Mike rose. He reached for his coffee cup. He looked down and saw Percy already engrossed in some other document on his desk.

Meeting's over, he thought.

He turned and hurried out of the office.

1 comment:

  1. Call me sexist, but I instantly fell in love with Percy and Mike as opposed to the house wife from the other excerpt. Of course, she didn't get a good head start, seeing as the novelist cast her debut limelight when she was still in bed and we all know how joyous, gaily and charming we are in the wee hours of the morning, before the coffee kicks in, at least.

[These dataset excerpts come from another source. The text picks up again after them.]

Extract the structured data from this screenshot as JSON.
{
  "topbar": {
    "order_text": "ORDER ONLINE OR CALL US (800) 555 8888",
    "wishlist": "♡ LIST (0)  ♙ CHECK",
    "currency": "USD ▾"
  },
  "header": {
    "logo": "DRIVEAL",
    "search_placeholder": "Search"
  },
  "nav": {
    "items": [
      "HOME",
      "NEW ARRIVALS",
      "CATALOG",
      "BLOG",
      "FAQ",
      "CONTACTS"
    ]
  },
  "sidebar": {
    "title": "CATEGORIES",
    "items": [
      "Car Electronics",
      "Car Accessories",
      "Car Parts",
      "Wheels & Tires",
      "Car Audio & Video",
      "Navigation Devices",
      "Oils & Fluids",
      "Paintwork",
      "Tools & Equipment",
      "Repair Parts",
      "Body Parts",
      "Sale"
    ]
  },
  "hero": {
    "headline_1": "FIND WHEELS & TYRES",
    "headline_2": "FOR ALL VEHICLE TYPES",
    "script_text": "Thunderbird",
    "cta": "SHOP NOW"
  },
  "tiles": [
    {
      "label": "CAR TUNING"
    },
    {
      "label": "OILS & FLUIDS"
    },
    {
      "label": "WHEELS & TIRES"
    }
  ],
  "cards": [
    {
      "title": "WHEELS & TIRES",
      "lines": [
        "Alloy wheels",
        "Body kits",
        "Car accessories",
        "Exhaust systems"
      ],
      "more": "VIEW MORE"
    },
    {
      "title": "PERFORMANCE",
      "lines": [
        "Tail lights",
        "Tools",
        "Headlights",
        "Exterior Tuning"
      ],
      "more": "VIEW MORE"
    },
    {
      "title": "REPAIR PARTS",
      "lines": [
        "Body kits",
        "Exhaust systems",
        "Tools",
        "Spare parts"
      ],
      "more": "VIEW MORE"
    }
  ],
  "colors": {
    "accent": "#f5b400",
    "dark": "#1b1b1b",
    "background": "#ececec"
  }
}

    It's great that you imported the Life 2.0 concept into the novel- it's really interesting and I was truly immersed(if somewhat overwhelmed) by the plethora of biological notions and ideas: cloning, genetics, the ethical and political repercussions- it's all there in super-compressed form. Actually, though I found this chapter entirely fascinating and grossly enjoyable(the writing is flawless by the way), I would say that at times I felt overwhelmed by the amount of terms and biological notions I have no idea about presented in a very succinct and rough form to this shamefully lay reader. I don't know, maybe it's supposed to serve to emphasize the authenticity of the characters and it's fine that way, so long as the whole novel won't seem too much as a scientific monograph(which I doubt, seeing as there are characters like the house wife to give the reader a rest from the science jargon). Keep on keeping on. It feels grand, almost like something A. Huxley might have written, the intermixing of learned and lay characters, of emotions and ideas, philosophy and science. Huxley struggled to be the 'pontifex' betwixt the lay, non-specialized audience and the scientific world and I believe he succeeded in this fantastically.